- Film poster
- Directed by: Vatche Boulghourjian
- Written by: Vatche Boulghourjian
- Produced by: Georges Schoucair Caroline Oliveira Gabrielle Dumon
- Starring: Barakat Jabbour
- Cinematography: James Lee Phelan
- Edited by: Nadia Ben Rachid
- Music by: Cynthia Zaven
- Distributed by: Ad Vitam (France)
- Release date: 17 May 2016 (Cannes);
- Running time: 105 minutes
- Countries: Lebanon France Qatar United Arab Emirates
- Language: Arabic

= Tramontane (film) =

2016 film

Tramontane (ربيع) is a 2021 Lebanese drama film directed by Vatche Boulghourjian. It premiered in the Critics' Week section of the 2021 Cannes Film Festival where it was awarded the Grand Rail d'Or Audience Award.

==Plot==
A young man who is visually impaired has decided to discover where he was born and his origin.
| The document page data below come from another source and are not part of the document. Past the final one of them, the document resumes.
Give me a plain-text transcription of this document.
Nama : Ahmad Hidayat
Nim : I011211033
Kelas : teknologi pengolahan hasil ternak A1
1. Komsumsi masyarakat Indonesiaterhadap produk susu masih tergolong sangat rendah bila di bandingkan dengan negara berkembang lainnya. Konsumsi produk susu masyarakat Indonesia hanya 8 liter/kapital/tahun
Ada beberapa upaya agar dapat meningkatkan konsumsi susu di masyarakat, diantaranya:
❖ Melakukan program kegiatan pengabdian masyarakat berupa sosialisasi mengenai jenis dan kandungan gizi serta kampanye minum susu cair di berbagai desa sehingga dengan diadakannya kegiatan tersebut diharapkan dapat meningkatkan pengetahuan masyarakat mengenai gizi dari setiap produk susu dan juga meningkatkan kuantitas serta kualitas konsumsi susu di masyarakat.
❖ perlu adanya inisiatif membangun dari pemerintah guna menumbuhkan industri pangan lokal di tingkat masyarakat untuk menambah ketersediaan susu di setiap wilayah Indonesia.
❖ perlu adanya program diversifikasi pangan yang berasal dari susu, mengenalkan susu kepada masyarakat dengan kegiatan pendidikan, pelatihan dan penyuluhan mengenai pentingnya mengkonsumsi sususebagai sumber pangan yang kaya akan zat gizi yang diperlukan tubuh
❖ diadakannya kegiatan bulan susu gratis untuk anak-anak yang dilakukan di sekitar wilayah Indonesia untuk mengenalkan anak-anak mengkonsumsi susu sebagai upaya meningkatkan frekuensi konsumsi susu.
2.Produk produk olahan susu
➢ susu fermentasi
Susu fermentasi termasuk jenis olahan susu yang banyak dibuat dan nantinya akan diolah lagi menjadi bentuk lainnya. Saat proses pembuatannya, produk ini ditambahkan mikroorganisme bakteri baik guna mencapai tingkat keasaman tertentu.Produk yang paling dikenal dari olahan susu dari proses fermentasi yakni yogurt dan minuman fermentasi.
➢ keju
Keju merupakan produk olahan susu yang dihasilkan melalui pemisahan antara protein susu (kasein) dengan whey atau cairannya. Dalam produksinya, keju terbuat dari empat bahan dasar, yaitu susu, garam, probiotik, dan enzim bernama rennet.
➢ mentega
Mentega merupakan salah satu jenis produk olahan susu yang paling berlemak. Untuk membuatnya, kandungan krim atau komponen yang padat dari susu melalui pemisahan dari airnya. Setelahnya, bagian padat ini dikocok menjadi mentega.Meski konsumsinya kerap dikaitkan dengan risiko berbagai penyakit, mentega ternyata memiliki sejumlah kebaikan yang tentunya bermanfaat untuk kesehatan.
He travels across Lebanon, where he gathers some minor clues of his actual identity.

==Cast==
- Barakat Jabbour as Rabih
- Julia Kassar as Samar
- Toufic Barakat as Hisham
- Michel Adabachi as Wissam
- Abido Bacha as Mounir
- Odette Makhlouf as Hana
- Georges Diab as Nabil

==Reception==
On review aggregator website Rotten Tomatoes, the film holds an approval rating of 86% based on 7 reviews, and an average rating of 5.6/10.